Mais recentemente, li o excelente A Invenção do Restaurante, de Rebecca L. Spang, que estuda o fenômeno em suas origens, ou seja, em Paris. Considero os restaurantes um dos mais esplêndidos achados da história humana e atualmente viajo quase só para visitá-los. Foi neste livro de Rebecca que descobri que os restaurantes evoluíram das maisons de santé até o que hoje conhecemos por restaurante. A palavra decorre de uma paráfrase de um versículo de Mateus (11:28) "Vinde a mim, todos os que estais cansados e oprimidos, e eu vos aliviarei". Lá pelos estertores do século XVIII, um dos primeiros restaurateurs da época pôs na entrada de sua casa esta frase um tanto blasfema: "Accurite ad me omnes qui stomacho laboratis et ego vos restaurabo". Ou seja, corram a mim todos vós cujos estômagos padecem, e eu vos restabelecerei.

Fascinado por este tipo de literatura, não poderia deixar de ir ontem até a Livraria Cultura, onde José Antonio Dias Lopes - pedritense de cepa, veterano jornalista da Abril, ex-correspondente de Veja na Itália e editor da revista Gula - autografava seu último livro, A Rainha que virou pizza. Viajor e cultor da bona-xira, Dias Lopes nos guia em uma viagem no tempo e na geografia, percorrendo cortes e mosteiros da Europa, desvelando as ceias de reis, rainhas, papas e cardeais e nos esclarecendo sobre a origem de coisas de nosso dia a dia - como a toalha de mesa, o guardanapo, a colher, a faca, o garfo - tão banais que nem imaginamos que um dia não tenham existido.

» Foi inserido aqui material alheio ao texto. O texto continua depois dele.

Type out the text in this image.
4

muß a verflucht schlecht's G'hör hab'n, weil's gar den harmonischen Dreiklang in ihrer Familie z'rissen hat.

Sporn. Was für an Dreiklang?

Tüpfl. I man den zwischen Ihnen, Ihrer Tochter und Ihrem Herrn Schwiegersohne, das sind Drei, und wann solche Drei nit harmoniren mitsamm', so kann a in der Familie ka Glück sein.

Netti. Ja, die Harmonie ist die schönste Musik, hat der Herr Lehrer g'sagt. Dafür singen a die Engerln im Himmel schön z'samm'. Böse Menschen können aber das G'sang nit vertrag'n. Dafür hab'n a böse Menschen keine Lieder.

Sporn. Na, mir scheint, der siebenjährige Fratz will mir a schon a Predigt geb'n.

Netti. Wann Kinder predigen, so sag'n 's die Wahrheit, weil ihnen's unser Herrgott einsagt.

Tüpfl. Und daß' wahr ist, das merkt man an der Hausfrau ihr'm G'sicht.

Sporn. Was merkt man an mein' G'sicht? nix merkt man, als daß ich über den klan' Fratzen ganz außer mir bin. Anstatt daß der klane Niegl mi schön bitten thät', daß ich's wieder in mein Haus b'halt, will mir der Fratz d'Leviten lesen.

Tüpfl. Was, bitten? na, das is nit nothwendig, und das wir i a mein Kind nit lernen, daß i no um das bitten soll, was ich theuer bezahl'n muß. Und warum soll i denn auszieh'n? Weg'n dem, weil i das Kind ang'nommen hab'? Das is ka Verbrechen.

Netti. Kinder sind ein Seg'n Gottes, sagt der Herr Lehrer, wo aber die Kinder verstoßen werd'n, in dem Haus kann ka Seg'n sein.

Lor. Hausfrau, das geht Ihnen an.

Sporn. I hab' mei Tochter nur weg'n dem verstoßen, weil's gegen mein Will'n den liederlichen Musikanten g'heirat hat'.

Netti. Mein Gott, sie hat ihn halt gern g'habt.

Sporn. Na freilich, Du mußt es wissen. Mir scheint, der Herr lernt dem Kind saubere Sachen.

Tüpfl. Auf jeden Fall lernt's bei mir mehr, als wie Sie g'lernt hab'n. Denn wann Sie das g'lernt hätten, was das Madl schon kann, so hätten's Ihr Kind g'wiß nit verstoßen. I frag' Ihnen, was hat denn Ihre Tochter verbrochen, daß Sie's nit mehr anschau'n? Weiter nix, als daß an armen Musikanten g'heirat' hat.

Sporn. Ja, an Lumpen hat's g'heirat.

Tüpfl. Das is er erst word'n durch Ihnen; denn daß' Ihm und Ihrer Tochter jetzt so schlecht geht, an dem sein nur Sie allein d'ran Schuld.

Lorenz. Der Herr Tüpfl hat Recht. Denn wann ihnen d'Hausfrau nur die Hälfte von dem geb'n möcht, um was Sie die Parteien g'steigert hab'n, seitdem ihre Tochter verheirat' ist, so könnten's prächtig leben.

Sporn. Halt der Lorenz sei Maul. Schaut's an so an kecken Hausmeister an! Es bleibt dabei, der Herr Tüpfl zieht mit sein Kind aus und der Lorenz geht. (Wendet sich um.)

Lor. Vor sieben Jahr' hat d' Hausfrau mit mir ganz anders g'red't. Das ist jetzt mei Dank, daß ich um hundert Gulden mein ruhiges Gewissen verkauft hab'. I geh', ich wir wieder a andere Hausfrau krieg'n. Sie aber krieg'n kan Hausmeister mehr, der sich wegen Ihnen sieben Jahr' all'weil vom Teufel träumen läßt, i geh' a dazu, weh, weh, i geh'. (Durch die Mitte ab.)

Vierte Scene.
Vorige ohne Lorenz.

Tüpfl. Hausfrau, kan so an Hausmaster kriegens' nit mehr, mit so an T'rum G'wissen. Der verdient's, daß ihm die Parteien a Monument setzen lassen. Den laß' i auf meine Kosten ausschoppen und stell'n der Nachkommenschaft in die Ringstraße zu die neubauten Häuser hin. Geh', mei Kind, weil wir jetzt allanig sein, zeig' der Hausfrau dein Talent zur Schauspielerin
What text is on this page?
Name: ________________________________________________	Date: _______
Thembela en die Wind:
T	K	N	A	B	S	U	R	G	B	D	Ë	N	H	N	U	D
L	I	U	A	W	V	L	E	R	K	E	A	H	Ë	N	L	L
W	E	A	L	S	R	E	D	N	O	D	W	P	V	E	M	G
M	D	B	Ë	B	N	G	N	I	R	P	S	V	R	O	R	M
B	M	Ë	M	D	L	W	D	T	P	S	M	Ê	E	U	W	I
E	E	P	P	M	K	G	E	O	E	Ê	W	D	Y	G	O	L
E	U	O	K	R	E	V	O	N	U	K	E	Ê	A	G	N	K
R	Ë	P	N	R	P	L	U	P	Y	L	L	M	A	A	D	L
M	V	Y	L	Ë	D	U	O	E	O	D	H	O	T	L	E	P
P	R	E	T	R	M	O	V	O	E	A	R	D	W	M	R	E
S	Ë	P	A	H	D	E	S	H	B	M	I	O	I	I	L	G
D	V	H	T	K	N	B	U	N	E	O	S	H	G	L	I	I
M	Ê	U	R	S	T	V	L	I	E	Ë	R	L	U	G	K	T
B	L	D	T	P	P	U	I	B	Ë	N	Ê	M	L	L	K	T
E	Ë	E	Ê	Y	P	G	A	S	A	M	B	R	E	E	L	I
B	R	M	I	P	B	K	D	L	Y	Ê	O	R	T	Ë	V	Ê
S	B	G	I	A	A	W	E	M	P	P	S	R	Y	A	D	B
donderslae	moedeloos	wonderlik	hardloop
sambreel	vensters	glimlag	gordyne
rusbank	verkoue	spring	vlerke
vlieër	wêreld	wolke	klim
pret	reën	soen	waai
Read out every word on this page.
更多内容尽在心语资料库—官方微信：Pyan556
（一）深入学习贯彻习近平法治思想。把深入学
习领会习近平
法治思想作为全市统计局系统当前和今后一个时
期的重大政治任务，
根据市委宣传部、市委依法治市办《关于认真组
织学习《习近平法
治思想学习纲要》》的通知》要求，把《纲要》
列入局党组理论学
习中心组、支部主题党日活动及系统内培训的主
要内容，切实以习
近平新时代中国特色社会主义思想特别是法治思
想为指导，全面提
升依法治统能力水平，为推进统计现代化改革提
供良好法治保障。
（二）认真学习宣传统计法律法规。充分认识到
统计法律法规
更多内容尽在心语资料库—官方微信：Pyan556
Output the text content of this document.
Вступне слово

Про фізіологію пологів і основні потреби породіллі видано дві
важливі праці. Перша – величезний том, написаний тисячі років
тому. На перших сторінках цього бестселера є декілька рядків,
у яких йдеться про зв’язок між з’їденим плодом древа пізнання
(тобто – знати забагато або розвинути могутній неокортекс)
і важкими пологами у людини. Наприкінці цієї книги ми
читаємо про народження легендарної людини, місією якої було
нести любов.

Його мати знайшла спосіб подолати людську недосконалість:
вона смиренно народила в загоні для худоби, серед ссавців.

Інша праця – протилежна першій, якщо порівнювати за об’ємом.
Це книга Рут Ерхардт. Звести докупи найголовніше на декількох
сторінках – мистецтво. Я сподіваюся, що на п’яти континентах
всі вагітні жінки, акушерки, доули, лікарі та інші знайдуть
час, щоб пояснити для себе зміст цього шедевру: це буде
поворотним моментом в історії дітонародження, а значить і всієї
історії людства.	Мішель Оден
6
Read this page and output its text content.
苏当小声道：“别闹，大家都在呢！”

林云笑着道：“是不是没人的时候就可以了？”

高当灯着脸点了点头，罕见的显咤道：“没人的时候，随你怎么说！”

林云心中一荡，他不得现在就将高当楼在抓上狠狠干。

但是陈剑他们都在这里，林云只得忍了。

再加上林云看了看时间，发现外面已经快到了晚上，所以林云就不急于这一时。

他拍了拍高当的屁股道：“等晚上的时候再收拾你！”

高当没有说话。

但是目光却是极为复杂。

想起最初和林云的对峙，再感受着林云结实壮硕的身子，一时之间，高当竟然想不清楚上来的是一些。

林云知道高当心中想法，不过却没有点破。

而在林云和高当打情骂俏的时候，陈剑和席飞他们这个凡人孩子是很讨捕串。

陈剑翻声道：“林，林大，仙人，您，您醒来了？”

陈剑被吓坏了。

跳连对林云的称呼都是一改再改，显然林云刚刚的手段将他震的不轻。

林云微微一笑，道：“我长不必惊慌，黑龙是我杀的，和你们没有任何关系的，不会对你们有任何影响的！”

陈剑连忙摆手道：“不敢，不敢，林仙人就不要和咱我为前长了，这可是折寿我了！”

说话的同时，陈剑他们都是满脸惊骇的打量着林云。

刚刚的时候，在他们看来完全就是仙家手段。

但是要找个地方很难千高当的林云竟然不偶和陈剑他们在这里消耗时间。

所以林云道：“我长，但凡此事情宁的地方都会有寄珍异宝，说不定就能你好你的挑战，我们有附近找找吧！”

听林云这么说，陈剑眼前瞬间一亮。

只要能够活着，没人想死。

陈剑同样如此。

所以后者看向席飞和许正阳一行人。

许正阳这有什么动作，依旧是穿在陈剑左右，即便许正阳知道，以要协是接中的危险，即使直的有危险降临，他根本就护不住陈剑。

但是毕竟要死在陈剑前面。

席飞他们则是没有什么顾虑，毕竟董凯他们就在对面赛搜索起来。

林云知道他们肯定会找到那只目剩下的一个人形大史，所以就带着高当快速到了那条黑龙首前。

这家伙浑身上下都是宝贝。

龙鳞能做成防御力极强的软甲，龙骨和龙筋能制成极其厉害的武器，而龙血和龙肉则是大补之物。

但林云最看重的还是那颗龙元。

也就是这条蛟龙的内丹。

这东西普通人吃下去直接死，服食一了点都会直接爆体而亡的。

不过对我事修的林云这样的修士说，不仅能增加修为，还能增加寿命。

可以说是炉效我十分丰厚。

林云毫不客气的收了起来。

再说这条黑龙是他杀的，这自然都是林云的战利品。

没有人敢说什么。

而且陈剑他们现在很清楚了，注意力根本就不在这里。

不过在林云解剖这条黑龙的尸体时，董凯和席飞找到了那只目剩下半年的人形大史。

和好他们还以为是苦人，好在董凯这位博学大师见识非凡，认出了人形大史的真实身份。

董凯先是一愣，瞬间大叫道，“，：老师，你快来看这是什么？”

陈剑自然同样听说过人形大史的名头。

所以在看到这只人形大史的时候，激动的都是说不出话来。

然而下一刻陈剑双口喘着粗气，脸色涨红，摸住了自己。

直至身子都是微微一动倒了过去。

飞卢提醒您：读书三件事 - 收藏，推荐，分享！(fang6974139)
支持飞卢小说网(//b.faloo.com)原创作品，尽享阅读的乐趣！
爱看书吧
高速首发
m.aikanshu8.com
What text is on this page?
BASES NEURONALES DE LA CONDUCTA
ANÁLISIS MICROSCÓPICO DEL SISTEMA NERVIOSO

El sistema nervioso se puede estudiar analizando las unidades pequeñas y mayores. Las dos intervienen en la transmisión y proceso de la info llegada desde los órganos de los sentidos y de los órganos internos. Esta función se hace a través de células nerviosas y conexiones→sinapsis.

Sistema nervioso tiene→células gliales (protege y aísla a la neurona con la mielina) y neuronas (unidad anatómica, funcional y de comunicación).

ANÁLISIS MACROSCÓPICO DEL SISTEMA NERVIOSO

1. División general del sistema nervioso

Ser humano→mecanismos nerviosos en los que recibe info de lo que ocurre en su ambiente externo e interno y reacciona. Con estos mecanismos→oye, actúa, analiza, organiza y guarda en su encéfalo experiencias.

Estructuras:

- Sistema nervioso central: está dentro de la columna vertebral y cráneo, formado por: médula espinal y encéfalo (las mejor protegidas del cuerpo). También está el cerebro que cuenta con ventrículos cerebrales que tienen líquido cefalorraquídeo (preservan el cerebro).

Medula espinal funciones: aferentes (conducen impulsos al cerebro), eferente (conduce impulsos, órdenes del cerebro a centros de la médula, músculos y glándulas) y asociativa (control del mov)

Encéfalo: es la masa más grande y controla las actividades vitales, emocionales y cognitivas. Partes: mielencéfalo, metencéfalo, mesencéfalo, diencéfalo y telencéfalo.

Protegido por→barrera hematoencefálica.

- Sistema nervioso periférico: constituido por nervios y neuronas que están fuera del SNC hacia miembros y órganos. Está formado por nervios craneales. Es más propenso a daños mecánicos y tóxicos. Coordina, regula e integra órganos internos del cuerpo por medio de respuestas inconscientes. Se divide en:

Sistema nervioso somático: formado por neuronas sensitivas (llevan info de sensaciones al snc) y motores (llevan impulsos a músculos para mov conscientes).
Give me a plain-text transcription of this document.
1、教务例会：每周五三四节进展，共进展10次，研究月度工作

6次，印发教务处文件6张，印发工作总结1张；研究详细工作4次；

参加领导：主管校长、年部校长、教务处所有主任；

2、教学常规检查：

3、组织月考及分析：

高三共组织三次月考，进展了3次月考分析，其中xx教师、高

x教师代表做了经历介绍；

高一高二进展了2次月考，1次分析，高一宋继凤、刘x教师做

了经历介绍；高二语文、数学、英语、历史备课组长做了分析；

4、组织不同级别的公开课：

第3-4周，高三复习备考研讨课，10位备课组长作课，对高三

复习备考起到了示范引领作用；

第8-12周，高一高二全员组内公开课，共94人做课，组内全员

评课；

Quando empunhamos um cardápio em um restaurante, ou comemos um croissant num café, não temos nem idéia de como e onde surgiram. Detentor de uma cultura histórica considerável, Dias Lopes nos conduz desde os primórdios da culinária - o banquete fúnebre do rei Midas, a mesa requintada da Magna Grécia, Cleópatra e os festins egípcios - até os pratos prediletos da máfia ou do Vaticano.

Comer e viajar são prazeres espirituais complementares. Falei em crônica passada da pergunta que fiz a um amigo, emérito gourmet, sobre porque os homens viajavam. "Os homens viajam para comer", respondeu-me. O livro de Dias Lopes é a demonstração cabal deste postulado. Só quem viaja consegue falar de cátedra de culinária. Ainda não li o livro, mas sei que tenho muitas horas de prazer intelectual pela frente. Melhor que comer e beber bem, só comer e entender a história do que se come e bebe.

Seguidamente, os leitores me pedem recomendações de leitura. Les voilà. Para quem é chegado a lidar com fogões, o autor oferece ao final de cada crônica uma receita relacionada ao assunto tratado. Last but not least, Dias Lopes foi quem me introduziu pela primeira vez em um restaurante na Paulicéia. Eram os anos 70, e o restaurante era a Osteria do Piero. O autor pode ser encontrado todas as quintas-feiras no suplemento "Paladar", do Estadão.